Do we need to create language model to train Chinese Speech Recognition? If yes, how you generate the language model?
I prefer to use Taiwanese datasets from common voice, if you have any pretrained model in Chinese it will really help me maybe I could do the transfer learning for train Taiwanese Dataset.
Thank you and sorry for the newbie questions. I am really stuck in this point now.
lissyx
((slow to reply) [NOT PROVIDING SUPPORT])
2
That’s kind of on purpose, this is really experimental until @reuben finishes some things (which are in progress as we speak), so there is few doc.
What you highlight is expected if you use alphabet with mandarin and similar languages
Yes. Please refer to the documentation, external scorer is covered.
Thank you @lissyx and @reuben, I will wait for the upcoming 0.9 release then. I already trained using Taiwanese Common Voice Dataset got loss around 55 - 57 in 20 epochs (this dataset I know is too small). When I tried to do testing and inference, it taking really long - long time and output nothing, I believe this is not because of the datasets are too small, but I believe it also because of too large alphabet I generate in Chinese that consist of more than 2000 characters.
I am glad that it will continue to 0.9 release, what time the estimation of that version will come? btw, thank you very much for your all nice helps.
Hi, since v0.9.1 already released now I tried to train using --bytes_output_mode using common voice Taiwanese datasets. Training going well but the losses still more than 100, I also used the recommended setting for lm_alpha and lm_beta. Here is how I am training:
How do you change decode in training process? because after epochs end, it will go to testing if we specify the data test.
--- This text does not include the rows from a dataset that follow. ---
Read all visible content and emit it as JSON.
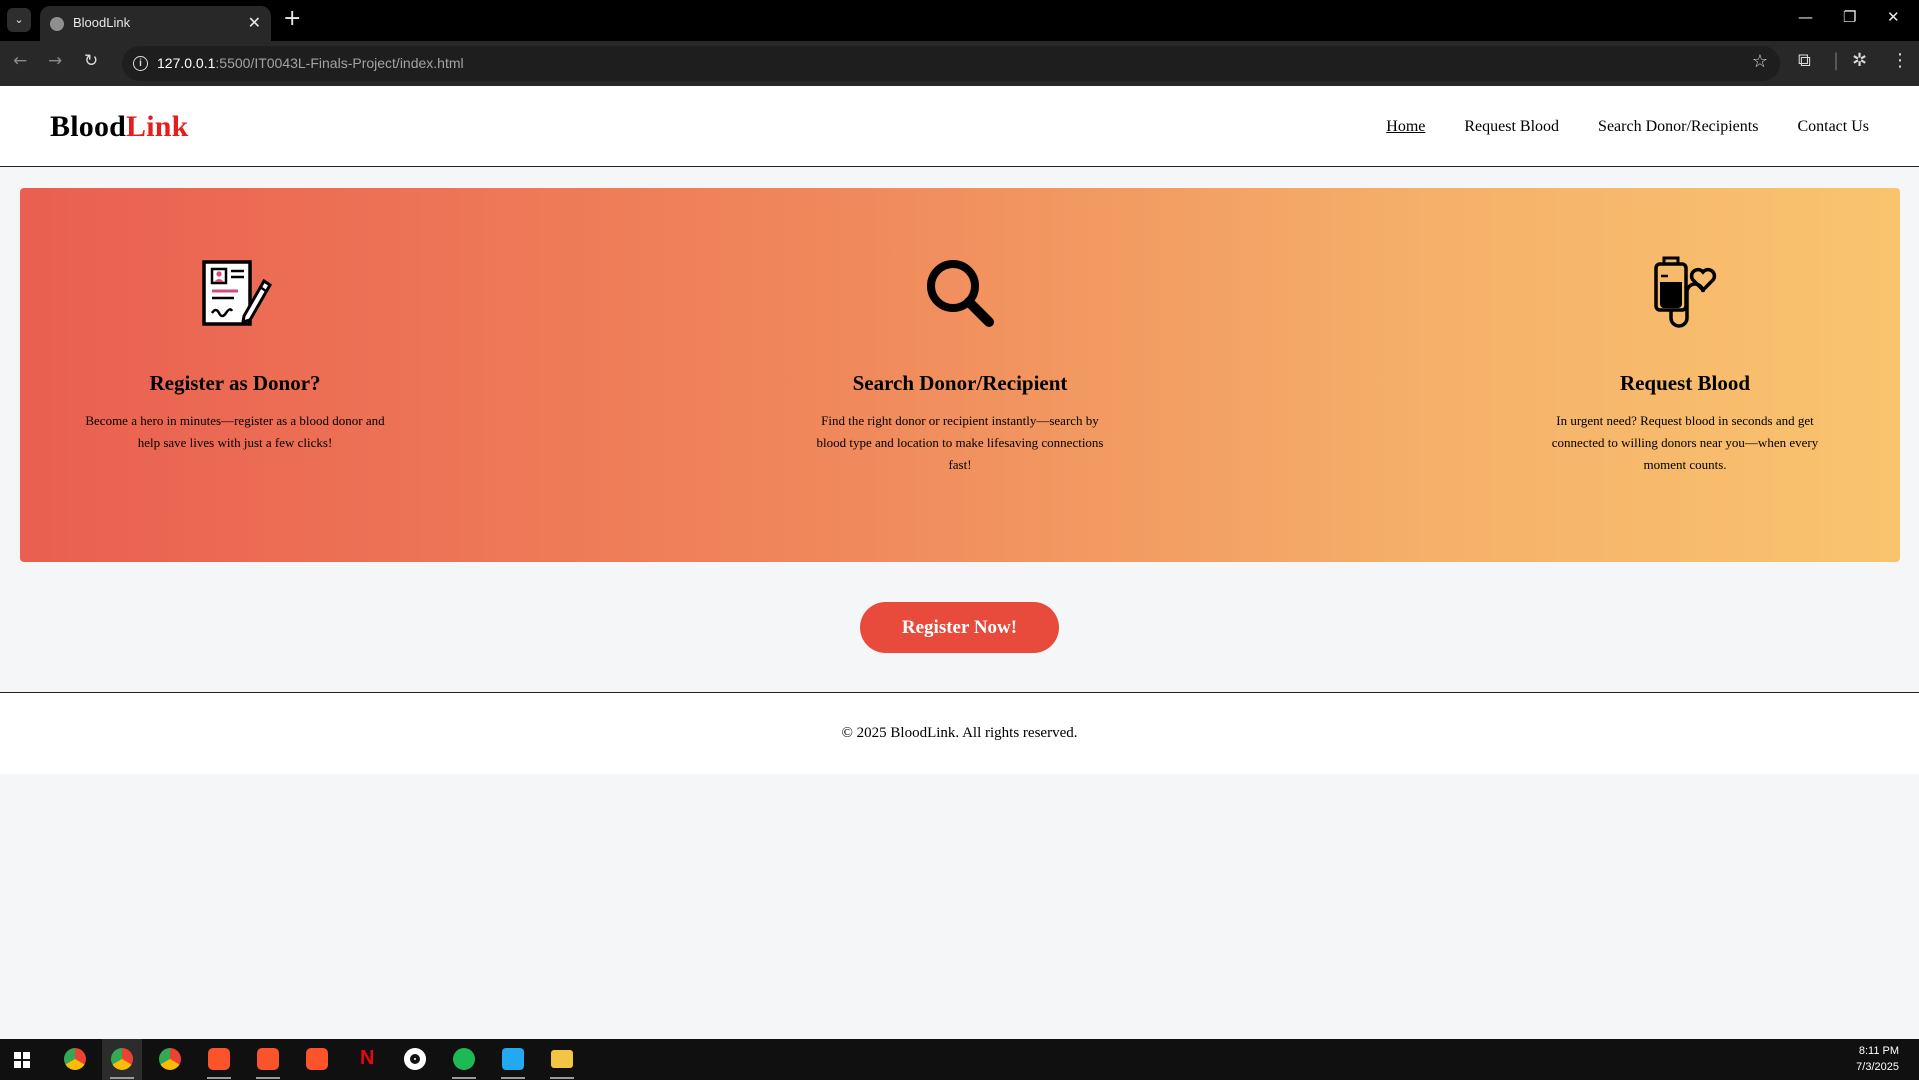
{
  "browser": {
    "tab_title": "BloodLink",
    "url_host": "127.0.0.1",
    "url_path": ":5500/IT0043L-Finals-Project/index.html"
  },
  "header": {
    "logo_part1": "Blood",
    "logo_part2": "Link",
    "nav": [
      "Home",
      "Request Blood",
      "Search Donor/Recipients",
      "Contact Us"
    ],
    "active_nav": "Home"
  },
  "cards": [
    {
      "icon": "registration-form-icon",
      "title": "Register as Donor?",
      "description": "Become a hero in minutes—register as a blood donor and help save lives with just a few clicks!"
    },
    {
      "icon": "magnifier-icon",
      "title": "Search Donor/Recipient",
      "description": "Find the right donor or recipient instantly—search by blood type and location to make lifesaving connections fast!"
    },
    {
      "icon": "blood-bag-icon",
      "title": "Request Blood",
      "description": "In urgent need? Request blood in seconds and get connected to willing donors near you—when every moment counts."
    }
  ],
  "cta": {
    "label": "Register Now!"
  },
  "footer": {
    "copyright": "© 2025 BloodLink. All rights reserved."
  },
  "taskbar": {
    "time": "8:11 PM",
    "date": "7/3/2025",
    "apps": [
      "chrome",
      "chrome",
      "chrome",
      "brave",
      "brave",
      "brave",
      "netflix",
      "media-player",
      "spotify",
      "vscode",
      "file-explorer"
    ]
  },
  "colors": {
    "accent_red": "#e41d1d",
    "button_red": "#e84a3b",
    "gradient_start": "#ea5f50",
    "gradient_end": "#f9c46e"
  }
}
I got some error when it goes to data test.
change ds_ctcdecoder init.py decode function
def Decode(self, input):
‘’‘Decode a sequence of labels into a string.’’’
res = super(UTF8Alphabet, self).Decode(input)
return res.decode(‘utf-8’,‘ignore’)
Hi, I already did like your suggestion and get my .pbmm model, but when I tried to do inference, it takes really long time and outputs nothing. I trained using Taiwanese datasets from the common voice.
Do you face this kind of problem too? I am sure that dataset maybe is not enough to produce a good result but at least it could output some result right?
I am sorry, that was actually just for example, I already tried for training for around 15 epochs although the loss still decreases a little bit (maybe this is still acceptable if my model still output nothing). But, inference still taking a long time, but if I tried the inference with deepspeech-0.9.1-models-zh-CN.pbmm it not taking that long.
How about the inference time? is it also because the dataset still not enough, or I still have something missing to use byte output mode?
Loading model from file model_result/output_graph.pbmm
Running inference.
^[[A
Inference took 323.130s for 3.552s audio file.
Here is the inference result using deepspeech-0.9.1-models-zh-CN.pbmm
Loading model from file model_result/deepspeech-0.9.1-models-zh-CN.pbmm
Loaded model in 0.00576s.
Running inference.
在孫区年有逺叿望的
Inference took 6.231s for 3.552s audio file.
Label:
台北去年有破十萬人
I am sorry did not providing much detail before, thank you very much for your help.
lissyx
((slow to reply) [NOT PROVIDING SUPPORT])
18
Without even sharing the command line used to run the inference, nor the model sizes, I have no idea. Not even to mention that @reuben worked on that part, not me.